Mediapart l'avait déjà décrit dans la foulée des élections italiennes de février : le noyau dur de la commission européenne refuse tout changement de cap en matière de rigueur budgétaire. La publication, début avril, d'un rapport rédigé par les services du commissaire européen Olli Rehn, sur les « déséquilibres macroéconomiques » au sein de la zone euro, l'a confirmé : le Finlandais ne compte rien lâcher sur ce front, malgré les mises en garde toujours plus inquiètes du Fonds monétaire international, de Washington, ou encore d'économistes réputés.

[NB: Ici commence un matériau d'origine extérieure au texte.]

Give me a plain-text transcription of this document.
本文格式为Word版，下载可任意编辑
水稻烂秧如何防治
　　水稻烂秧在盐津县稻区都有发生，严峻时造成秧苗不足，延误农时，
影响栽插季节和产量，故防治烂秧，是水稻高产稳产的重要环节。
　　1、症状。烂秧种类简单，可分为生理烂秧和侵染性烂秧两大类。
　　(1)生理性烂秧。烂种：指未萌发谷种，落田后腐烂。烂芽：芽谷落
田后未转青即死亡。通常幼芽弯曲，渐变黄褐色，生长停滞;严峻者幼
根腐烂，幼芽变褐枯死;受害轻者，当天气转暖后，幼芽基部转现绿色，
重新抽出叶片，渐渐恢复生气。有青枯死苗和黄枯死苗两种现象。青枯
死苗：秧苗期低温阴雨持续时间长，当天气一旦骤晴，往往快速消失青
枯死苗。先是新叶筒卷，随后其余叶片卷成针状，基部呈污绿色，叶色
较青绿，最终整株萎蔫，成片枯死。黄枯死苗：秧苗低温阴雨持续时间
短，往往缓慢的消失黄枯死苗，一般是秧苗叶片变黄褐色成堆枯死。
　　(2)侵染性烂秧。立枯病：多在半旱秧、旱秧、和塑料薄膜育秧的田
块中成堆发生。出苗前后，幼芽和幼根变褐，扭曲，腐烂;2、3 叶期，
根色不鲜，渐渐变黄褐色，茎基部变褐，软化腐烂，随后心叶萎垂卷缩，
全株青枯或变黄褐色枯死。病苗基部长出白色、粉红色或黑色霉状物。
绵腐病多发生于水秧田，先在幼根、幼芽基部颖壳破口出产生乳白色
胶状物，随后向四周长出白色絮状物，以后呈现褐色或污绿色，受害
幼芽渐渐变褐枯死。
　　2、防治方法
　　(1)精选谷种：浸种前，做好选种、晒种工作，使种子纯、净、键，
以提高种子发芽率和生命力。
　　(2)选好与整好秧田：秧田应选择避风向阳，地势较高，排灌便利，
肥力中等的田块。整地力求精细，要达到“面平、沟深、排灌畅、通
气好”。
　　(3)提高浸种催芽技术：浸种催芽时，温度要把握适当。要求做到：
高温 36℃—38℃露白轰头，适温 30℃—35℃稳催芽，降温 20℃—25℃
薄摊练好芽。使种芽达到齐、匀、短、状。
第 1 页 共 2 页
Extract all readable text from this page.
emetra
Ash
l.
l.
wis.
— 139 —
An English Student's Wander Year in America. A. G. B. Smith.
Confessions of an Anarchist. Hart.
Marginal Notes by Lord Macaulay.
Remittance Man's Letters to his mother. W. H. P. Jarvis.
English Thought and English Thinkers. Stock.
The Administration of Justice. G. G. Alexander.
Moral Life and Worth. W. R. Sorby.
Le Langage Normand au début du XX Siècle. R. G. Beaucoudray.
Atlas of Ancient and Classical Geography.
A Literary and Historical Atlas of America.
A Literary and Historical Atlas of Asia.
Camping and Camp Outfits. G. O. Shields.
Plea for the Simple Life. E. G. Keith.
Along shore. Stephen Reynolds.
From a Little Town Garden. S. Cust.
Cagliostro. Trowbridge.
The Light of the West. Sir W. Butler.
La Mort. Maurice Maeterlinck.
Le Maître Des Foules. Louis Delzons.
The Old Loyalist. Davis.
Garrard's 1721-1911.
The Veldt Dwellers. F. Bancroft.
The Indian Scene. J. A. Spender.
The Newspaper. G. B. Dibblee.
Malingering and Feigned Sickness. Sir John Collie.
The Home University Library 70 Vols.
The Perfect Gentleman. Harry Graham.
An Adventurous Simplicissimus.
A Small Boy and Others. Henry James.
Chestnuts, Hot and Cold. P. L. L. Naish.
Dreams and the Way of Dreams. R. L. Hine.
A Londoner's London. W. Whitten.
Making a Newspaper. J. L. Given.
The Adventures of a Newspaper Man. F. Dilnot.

Sur le terrain, la surenchère d'austérité s'avère pourtant contre-productive. La brutalité des mesures provoque une chute de la demande, comme de la croissance. Si bien que le chômage explose – le cap des 20 millions de chômeurs est sur le point d'être franchi au sein de la zone euro. Quant au déficit et à la dette des États mis au régime, rapportés à leur PIB, ils ont à peine diminué, puisque le PIB en question a lui aussi fondu sur la période. « Malgré les 100 milliards d'euros de dettes annulés l'an dernier, la dette grecque pèse toujours 175 % du PIB grec contre 107 % en 2007 », rappelle le journaliste Guillaume Duval d'Alternatives économiques.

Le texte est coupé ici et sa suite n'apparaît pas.